Zmiany w Sejmie: mniejsza komisja ds. służb specjalnych, ale ze stałym szefem. Opozycja lamentuje

Czytaj więcej Subskrybuj 50% taniej
Sprawdź
fot. PAP/Jacek Turczyk
fot. PAP/Jacek Turczyk

Marek Ast (PiS) tłumaczył, że taka zmiana w komisji ds. służb specjalnych ma usprawnić i ustabilizować jej funkcjonowanie.

Na konferencji prasowej po posiedzeniu komisji nadzwyczajnej posłowie PO przestrzegali, że PiS przy okazji zmian w Regulaminie Sejmu „próbuje przemycić ograniczenie sejmowej kontroli nad służbami specjalnymi”.

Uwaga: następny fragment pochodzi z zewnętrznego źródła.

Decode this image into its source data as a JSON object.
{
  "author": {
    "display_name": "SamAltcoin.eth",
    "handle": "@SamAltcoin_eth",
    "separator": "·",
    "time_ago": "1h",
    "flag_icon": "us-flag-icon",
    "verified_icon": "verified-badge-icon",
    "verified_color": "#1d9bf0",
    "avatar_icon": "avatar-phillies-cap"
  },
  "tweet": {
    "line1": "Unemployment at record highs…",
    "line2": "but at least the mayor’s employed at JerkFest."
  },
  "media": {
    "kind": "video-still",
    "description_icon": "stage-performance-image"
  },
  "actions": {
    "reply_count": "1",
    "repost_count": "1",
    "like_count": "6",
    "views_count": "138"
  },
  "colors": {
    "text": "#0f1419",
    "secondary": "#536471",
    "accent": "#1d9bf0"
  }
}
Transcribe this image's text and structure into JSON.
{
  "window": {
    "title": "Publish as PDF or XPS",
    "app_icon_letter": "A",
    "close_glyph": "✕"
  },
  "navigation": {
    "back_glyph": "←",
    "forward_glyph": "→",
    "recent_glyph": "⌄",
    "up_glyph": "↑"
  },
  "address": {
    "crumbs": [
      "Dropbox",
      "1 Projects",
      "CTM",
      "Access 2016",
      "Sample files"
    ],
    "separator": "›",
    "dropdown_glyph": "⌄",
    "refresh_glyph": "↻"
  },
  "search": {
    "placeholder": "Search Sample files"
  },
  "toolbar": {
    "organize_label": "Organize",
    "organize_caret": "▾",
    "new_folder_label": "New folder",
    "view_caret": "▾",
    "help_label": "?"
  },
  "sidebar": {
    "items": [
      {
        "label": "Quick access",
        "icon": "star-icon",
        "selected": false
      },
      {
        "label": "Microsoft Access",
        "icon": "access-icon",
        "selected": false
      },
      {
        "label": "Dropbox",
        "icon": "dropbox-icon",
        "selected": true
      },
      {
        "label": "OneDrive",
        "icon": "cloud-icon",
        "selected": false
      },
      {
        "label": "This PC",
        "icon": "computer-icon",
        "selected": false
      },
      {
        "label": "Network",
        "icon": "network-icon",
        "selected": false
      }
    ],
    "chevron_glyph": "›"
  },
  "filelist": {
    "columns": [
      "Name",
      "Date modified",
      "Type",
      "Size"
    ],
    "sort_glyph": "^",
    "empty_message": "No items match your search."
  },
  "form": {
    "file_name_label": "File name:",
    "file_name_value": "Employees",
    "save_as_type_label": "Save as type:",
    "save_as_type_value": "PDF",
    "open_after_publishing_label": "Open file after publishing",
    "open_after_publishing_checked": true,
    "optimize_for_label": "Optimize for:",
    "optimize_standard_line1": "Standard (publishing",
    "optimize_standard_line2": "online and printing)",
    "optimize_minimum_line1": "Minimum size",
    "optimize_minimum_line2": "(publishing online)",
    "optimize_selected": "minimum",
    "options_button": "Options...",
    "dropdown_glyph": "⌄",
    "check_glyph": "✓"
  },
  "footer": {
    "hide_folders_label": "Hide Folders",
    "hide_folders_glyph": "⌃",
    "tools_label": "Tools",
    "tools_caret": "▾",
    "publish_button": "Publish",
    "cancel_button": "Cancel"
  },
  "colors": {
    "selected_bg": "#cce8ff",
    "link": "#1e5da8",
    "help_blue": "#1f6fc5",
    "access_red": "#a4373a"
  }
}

PiS proponuje po pierwsze ograniczenie liczby członków speckomisji, co będzie skutkowało tym, że któryś z klubów opozycyjnych pozostanie bez możliwości udziału w pracach komisji i bez kontroli nad tym, co się dzieje w służbach specjalnych

— powiedział Wójcik.

Z kolei według PO druga zmiana zaproponowana przez PiS, czyli likwidacja „sprawdzonej, wprowadzonej za czasów koalicji PO-PSL zasady rotacyjnego przewodnictwa w komisji ds. służb specjalnych”, ograniczy dostęp klubów opozycyjnych do możliwości planowania pracy komisji ds. służb specjalnych.

Tomasz Głogowski (PO) zapowiedział, że Platforma podczas drugiego czytania projektu zmian w Regulaminie Sejmu będzie wnosić poprawki dotyczące tego, aby zachować 9-osobowy skład speckomisji oraz rotacyjność jej przewodniczącego.

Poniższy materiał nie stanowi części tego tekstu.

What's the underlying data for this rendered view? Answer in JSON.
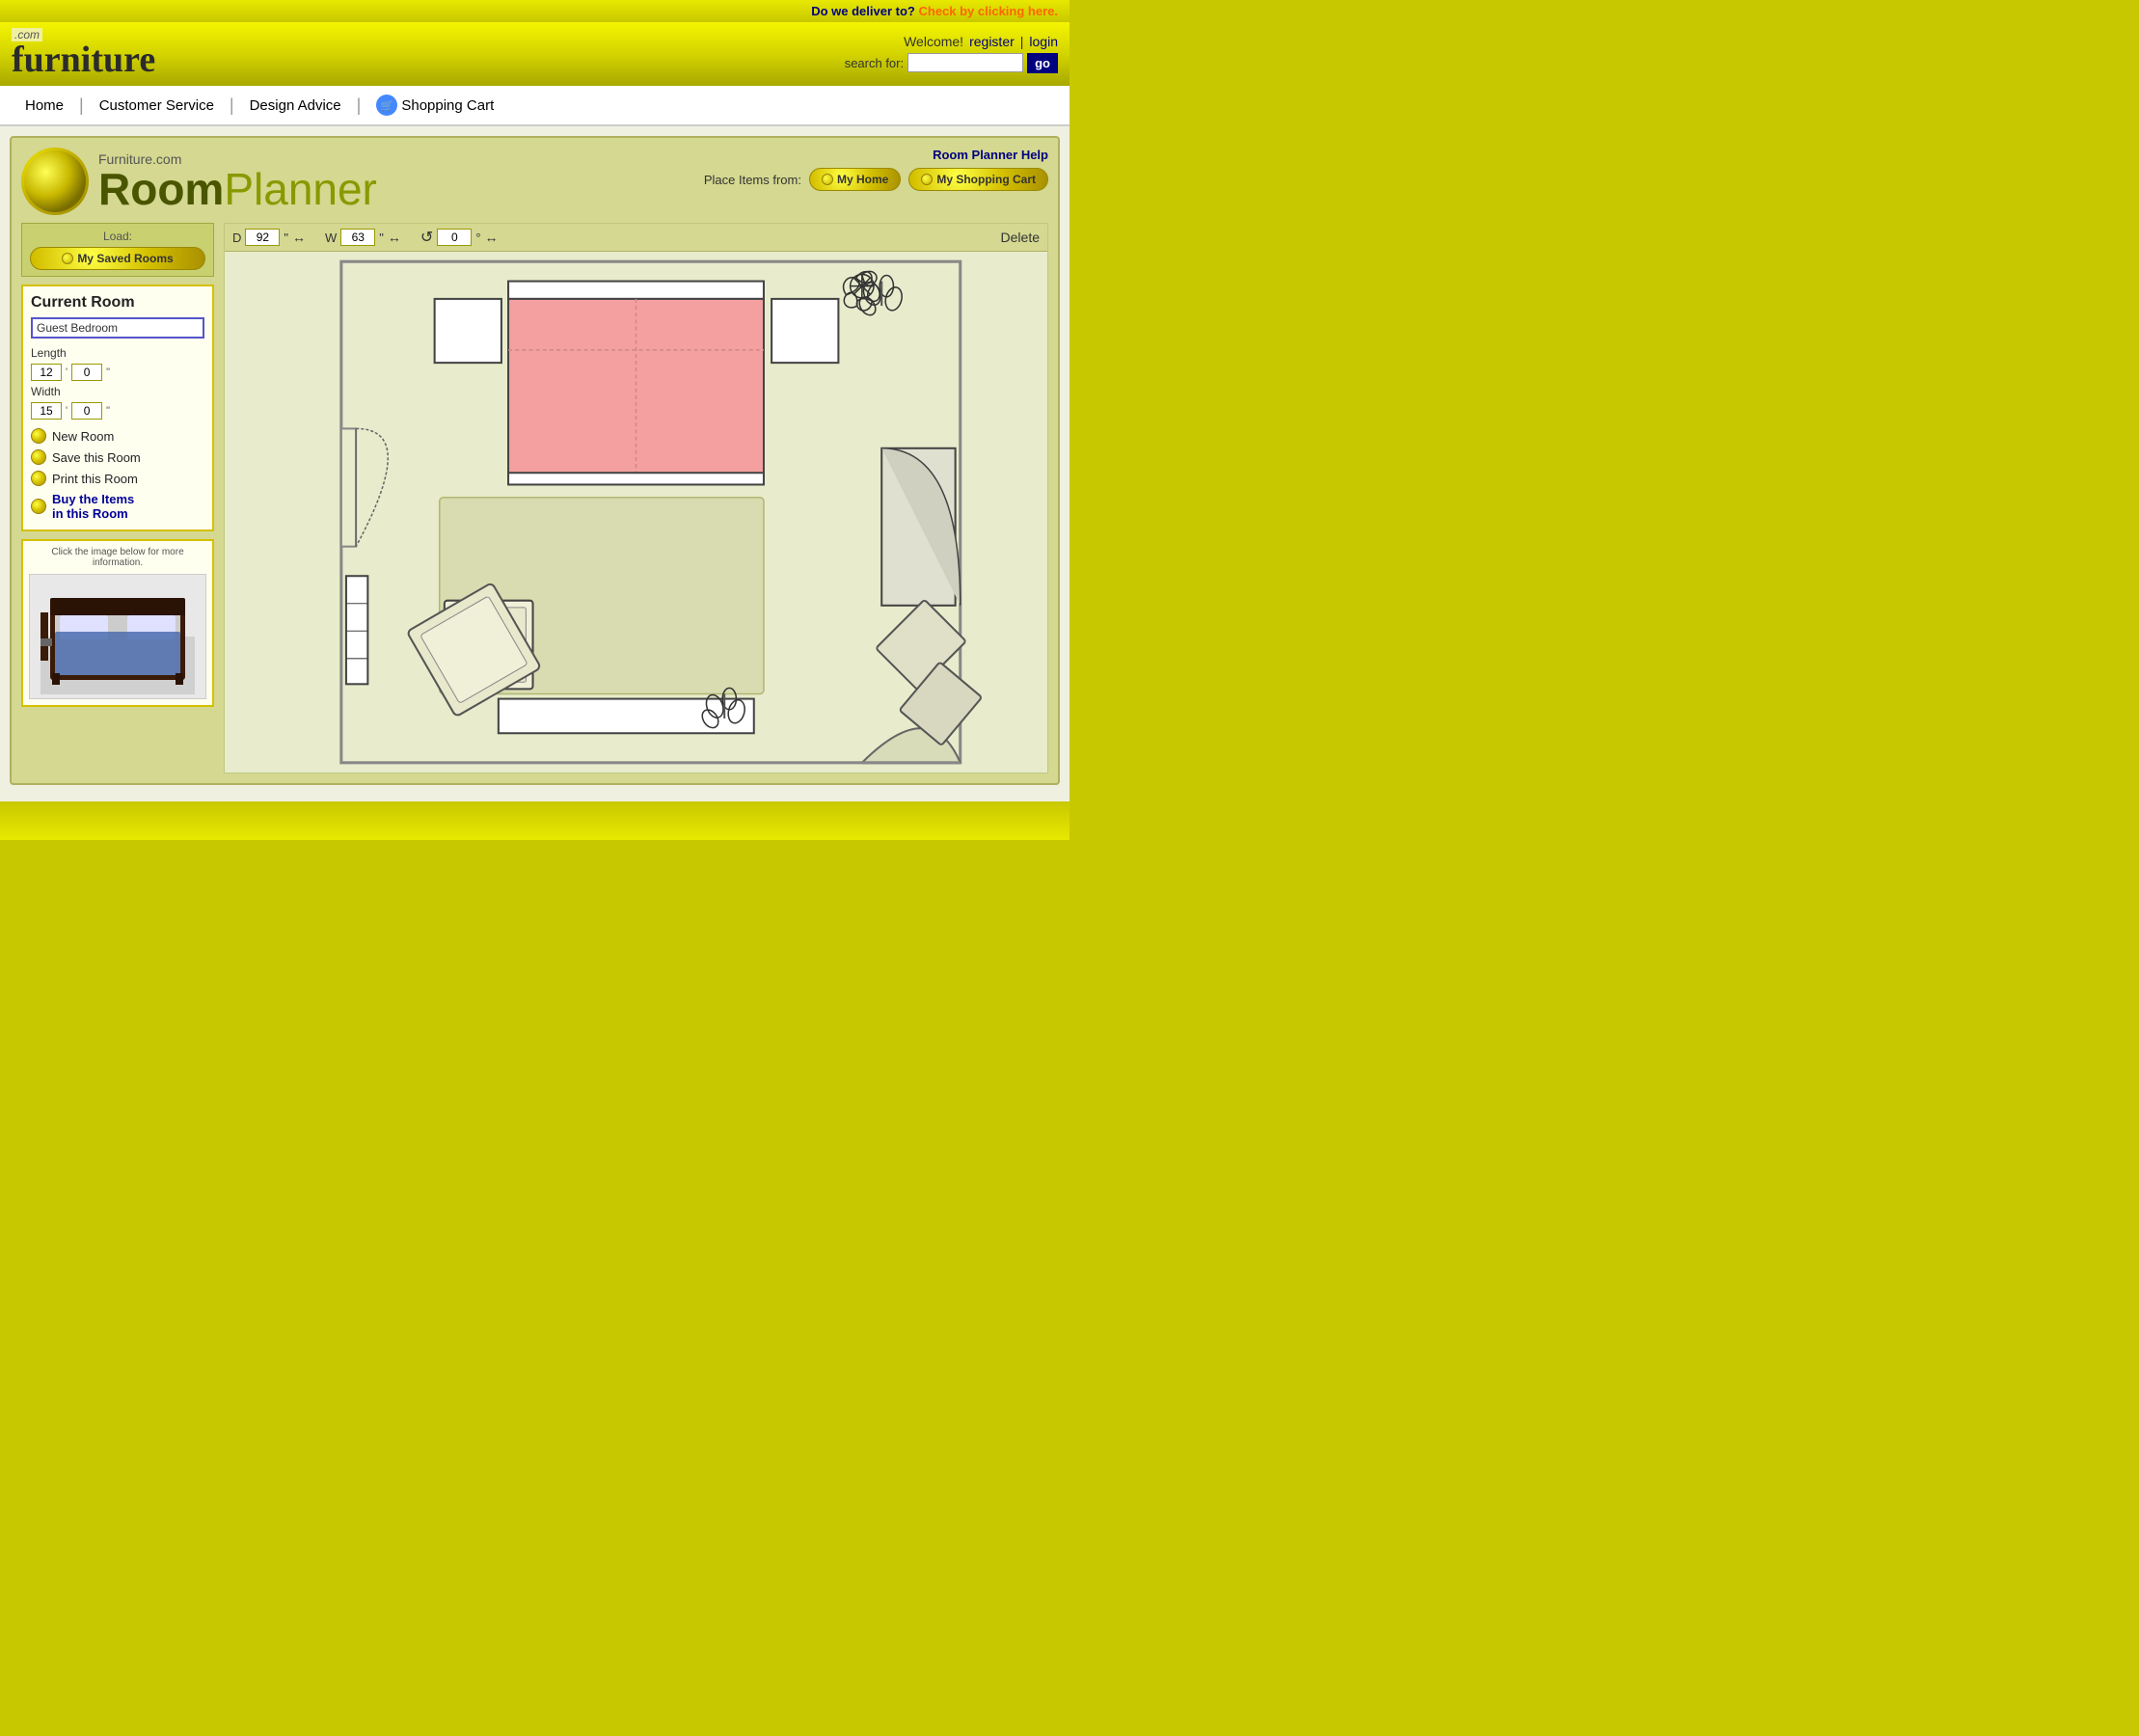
{
  "site": {
    "delivery_label": "Do we deliver to?",
    "delivery_link": "Check by clicking here.",
    "logo_com": ".com",
    "logo_name": "furniture",
    "welcome": "Welcome!",
    "register": "register",
    "separator": "|",
    "login": "login",
    "search_label": "search for:",
    "search_placeholder": "",
    "go_button": "go"
  },
  "nav": {
    "home": "Home",
    "customer_service": "Customer Service",
    "design_advice": "Design Advice",
    "shopping_cart": "Shopping Cart"
  },
  "planner": {
    "help_link": "Room Planner Help",
    "place_items_label": "Place Items from:",
    "my_home_btn": "My Home",
    "my_shopping_cart_btn": "My Shopping Cart",
    "logo_subtitle": "Furniture.com",
    "logo_title_part1": "Room",
    "logo_title_part2": "Planner",
    "dim_d_label": "D",
    "dim_d_value": "92",
    "dim_w_label": "W",
    "dim_w_value": "63",
    "dim_rot_value": "0",
    "dim_unit": "\"",
    "dim_deg": "°",
    "delete_label": "Delete",
    "load_label": "Load:",
    "saved_rooms_btn": "My Saved Rooms",
    "current_room_title": "Current Room",
    "room_name_value": "Guest Bedroom",
    "length_label": "Length",
    "length_ft": "12",
    "length_in": "0",
    "width_label": "Width",
    "width_ft": "15",
    "width_in": "0",
    "new_room_btn": "New Room",
    "save_room_btn": "Save this Room",
    "print_room_btn": "Print this Room",
    "buy_items_btn": "Buy the Items",
    "buy_items_btn2": "in this Room",
    "info_note": "Click the image below for more information."
  }
}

Poseł PO, odchodzący minister sprawiedliwości Borys Budka powiedział, że PO liczy na refleksję posłów PiSi na to, że wycofają się z prób ograniczenia wpływu opozycji na prace speckomisji.

Mamy nadzieję, że nasz apel o rozsądek, o to, by PiS szanowało podstawowe zasady demokracji, jednak odniesie sukces

— powiedział Budka.

Do tej pory co pół roku szefowie komisji zmieniali się - po pośle opozycji funkcję obejmował poseł koalicji. Podobna rotacja obejmowała zastępców przewodniczącego speckomisji.

Mniejsza liczba posłów w komisji - zakładając, że największy klub PiS miałby w niej większość (4 posłów) oznacza, że nie będzie w speckomisji miejsca dla najmniejszych ugrupowań sejmowych - pozostałe 3 miejsca trzeba byłoby rozdzielić pomiędzy cztery kluby - PO, Kukiz‘15, Nowoczesna i PSL.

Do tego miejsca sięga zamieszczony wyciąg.